According to a story from PR Newswire, the biopharmaceutical company Therachon AG recently issued a presentation of results from the company’s Phase I clinical trial. This clinical trial tested the company’s experimental drug apraglutide in healthy volunteers for both tolerability and safety. Apraglutide is being developed as a treatment for short bowel syndrome. The company also presented data from a pre-clinical study using a rat model which compared the effectiveness of the drug alongside other glucagon-like-peptide 2 (GLP-2) analogs.
About Short Bowel Syndrome (SBS)
Short bowel syndrome is a disorder of malabsorption in which is small intestine is absent or does not function. The primary cause of short bowel syndrome is the surgical removal of a portion of the small intestine, which may be necessary to treat certain illnesses like necrotizing enterocolitis or Crohn’s disease. It is less commonly caused be damage to the intestine or being born with an abnormally short intestine. The primary symptom of short bowel syndrome is diarrhea. Others include bloating, foul smelling feces, anemia, dehydration, malnutrition, kidney stones, weight loss, fatigue, lactose intolerance, and heartburn. Short bowel syndrome is typically managed with a number of medications, such as lactase supplementation, loperamide, codeine, vitamin and mineral supplements, H2 blockers, and protein pumps inhibitors. The only cure for short bowel syndrome is intestine transplant, but this procedure is very risky. To learn more about short bowel syndrome, click here.
The results from the trial of health individuals suggest that a minimum dosing of once per week is suitable. The study found that apraglutide was well tolerated overall and there were not serious adverse events.

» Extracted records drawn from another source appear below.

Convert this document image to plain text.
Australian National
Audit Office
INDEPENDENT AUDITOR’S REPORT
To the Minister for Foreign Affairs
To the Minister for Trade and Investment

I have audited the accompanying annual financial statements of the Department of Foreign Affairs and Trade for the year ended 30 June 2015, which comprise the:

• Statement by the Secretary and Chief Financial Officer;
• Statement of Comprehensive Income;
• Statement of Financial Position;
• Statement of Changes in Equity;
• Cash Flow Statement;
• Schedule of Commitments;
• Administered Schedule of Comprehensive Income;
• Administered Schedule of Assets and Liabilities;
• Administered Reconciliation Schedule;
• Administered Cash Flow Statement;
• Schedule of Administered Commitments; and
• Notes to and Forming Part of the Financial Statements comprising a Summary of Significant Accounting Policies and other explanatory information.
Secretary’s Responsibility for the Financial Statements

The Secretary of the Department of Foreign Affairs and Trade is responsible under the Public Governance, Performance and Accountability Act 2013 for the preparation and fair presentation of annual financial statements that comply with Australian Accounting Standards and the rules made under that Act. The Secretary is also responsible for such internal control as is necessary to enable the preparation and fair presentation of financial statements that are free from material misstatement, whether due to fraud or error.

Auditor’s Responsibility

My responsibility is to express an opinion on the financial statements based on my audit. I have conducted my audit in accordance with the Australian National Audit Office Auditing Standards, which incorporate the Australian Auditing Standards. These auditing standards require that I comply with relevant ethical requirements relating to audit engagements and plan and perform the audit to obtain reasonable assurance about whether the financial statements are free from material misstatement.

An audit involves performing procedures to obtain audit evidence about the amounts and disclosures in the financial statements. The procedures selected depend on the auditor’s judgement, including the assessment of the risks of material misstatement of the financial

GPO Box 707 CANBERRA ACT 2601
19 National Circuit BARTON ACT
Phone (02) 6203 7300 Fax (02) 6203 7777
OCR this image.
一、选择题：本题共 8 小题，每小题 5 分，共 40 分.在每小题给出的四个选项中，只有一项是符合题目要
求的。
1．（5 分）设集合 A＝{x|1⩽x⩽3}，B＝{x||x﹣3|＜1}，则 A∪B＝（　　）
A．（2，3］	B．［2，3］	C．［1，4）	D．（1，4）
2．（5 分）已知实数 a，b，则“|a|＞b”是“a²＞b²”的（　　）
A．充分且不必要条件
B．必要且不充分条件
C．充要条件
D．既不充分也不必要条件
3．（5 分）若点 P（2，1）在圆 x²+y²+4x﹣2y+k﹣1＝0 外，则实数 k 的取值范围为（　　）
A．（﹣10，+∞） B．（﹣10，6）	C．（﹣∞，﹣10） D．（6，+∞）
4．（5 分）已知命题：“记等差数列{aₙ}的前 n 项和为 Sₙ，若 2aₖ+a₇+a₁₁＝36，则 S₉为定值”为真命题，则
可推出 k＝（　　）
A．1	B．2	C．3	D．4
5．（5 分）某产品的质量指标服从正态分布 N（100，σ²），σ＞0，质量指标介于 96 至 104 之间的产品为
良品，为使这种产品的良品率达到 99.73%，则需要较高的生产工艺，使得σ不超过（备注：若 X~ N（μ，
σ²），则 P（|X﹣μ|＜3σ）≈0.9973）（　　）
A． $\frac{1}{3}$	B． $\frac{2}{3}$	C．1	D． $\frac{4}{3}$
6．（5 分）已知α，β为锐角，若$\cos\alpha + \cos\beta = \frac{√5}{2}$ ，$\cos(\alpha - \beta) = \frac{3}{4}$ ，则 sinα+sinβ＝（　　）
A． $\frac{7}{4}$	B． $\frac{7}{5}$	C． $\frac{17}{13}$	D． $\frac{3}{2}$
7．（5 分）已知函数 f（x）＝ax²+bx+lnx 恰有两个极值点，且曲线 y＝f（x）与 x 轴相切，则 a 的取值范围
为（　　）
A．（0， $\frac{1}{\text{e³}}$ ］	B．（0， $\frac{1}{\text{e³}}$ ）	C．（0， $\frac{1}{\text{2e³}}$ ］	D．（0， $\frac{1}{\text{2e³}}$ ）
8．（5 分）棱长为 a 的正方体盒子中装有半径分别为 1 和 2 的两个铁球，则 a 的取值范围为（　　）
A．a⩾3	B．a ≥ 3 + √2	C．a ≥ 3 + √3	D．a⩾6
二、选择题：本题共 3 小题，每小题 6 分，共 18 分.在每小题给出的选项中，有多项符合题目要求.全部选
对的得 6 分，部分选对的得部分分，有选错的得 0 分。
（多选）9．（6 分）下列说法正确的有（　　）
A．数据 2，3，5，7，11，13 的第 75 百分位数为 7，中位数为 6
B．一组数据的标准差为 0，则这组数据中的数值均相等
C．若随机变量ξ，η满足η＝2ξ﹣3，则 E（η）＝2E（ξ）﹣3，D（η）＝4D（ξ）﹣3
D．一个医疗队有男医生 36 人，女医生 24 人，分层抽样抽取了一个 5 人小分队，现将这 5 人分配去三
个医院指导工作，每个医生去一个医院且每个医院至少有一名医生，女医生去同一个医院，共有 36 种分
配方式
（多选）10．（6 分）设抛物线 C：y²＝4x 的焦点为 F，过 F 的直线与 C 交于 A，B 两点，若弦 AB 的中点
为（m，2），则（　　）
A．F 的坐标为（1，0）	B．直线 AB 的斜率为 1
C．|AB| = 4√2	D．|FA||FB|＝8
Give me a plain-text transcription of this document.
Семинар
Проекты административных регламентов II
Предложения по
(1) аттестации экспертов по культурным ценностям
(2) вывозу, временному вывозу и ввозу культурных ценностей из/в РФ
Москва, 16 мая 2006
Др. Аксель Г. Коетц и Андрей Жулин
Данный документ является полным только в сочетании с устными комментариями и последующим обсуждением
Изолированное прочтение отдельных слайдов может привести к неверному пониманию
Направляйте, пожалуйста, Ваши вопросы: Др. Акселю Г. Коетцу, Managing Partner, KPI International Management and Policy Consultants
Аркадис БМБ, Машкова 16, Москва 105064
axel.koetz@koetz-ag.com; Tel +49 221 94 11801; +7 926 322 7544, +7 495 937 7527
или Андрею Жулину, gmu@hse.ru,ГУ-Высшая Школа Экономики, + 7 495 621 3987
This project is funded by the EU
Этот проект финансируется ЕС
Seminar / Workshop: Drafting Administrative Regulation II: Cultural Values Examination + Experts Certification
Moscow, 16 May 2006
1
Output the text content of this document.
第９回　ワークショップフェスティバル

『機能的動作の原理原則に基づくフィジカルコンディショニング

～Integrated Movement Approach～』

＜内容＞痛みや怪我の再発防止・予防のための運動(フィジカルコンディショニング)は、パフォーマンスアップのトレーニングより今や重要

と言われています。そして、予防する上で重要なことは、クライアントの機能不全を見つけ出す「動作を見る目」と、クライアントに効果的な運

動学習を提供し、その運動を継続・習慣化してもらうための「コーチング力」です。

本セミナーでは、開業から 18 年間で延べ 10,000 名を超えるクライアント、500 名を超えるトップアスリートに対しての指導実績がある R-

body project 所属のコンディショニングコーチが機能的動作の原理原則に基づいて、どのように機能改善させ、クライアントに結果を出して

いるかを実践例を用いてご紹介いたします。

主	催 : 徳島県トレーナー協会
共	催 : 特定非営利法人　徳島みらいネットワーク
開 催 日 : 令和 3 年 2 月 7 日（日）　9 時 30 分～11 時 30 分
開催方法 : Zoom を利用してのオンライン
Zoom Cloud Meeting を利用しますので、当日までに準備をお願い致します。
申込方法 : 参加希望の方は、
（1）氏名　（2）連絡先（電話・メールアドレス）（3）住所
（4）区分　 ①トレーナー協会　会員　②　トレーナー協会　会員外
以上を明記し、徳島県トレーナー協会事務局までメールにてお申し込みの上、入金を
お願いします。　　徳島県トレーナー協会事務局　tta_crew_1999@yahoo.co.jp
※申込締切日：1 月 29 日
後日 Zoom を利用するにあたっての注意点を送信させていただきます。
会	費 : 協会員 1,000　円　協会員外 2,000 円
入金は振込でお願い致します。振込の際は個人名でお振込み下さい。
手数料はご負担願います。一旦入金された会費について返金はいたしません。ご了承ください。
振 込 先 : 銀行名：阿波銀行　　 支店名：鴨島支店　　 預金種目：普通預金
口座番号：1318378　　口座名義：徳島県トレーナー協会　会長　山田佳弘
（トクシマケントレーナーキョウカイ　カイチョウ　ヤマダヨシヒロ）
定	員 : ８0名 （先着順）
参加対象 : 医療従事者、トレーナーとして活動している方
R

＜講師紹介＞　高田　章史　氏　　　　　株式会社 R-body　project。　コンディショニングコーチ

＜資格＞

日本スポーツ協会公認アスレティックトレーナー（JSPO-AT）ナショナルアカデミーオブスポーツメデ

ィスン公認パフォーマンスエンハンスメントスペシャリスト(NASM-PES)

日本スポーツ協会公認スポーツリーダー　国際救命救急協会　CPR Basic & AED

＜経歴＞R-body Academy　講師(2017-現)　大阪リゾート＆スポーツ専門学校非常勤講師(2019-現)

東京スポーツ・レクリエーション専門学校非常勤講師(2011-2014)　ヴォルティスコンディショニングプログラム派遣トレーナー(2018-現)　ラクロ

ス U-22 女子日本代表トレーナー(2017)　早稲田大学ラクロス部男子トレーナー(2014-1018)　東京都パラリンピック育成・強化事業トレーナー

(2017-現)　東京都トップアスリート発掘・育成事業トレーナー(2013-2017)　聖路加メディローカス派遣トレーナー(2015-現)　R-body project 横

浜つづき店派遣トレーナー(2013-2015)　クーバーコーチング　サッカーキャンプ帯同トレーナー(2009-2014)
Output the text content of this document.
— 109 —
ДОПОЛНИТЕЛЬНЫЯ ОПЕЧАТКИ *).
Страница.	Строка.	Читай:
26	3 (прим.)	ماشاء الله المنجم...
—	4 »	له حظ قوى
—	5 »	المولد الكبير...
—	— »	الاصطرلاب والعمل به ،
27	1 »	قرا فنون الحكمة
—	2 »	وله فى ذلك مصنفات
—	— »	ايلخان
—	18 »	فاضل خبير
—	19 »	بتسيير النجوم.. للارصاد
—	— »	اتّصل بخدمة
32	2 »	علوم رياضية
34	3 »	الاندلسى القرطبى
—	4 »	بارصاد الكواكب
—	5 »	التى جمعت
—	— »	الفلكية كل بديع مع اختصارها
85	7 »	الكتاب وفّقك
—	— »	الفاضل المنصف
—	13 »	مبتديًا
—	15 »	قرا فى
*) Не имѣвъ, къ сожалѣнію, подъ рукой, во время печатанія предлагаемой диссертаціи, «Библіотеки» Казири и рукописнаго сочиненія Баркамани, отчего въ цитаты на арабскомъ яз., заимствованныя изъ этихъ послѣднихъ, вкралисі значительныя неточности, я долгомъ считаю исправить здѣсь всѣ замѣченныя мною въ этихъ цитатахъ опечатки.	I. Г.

In the comparative study using a rat model of short bowel syndrome, apraglutide was compared alongside teduglutide and glepaglutide. All of these drugs serve similar purposes and are classified as GLP-2 analogs. The study found that apraglutide displayed a longer half-life and had stronger intestinotrophic effects when doses of the same size were administered to the rats. The extended half-life of apraglutide also resulted in longer lasting effects.
These results suggest that this drug could be more effective than other treatments and has a favorable safety and tolerability profile. Hopefully continued clinical trials will demonstrate the utility of apraglutide in treating short bowel syndrome.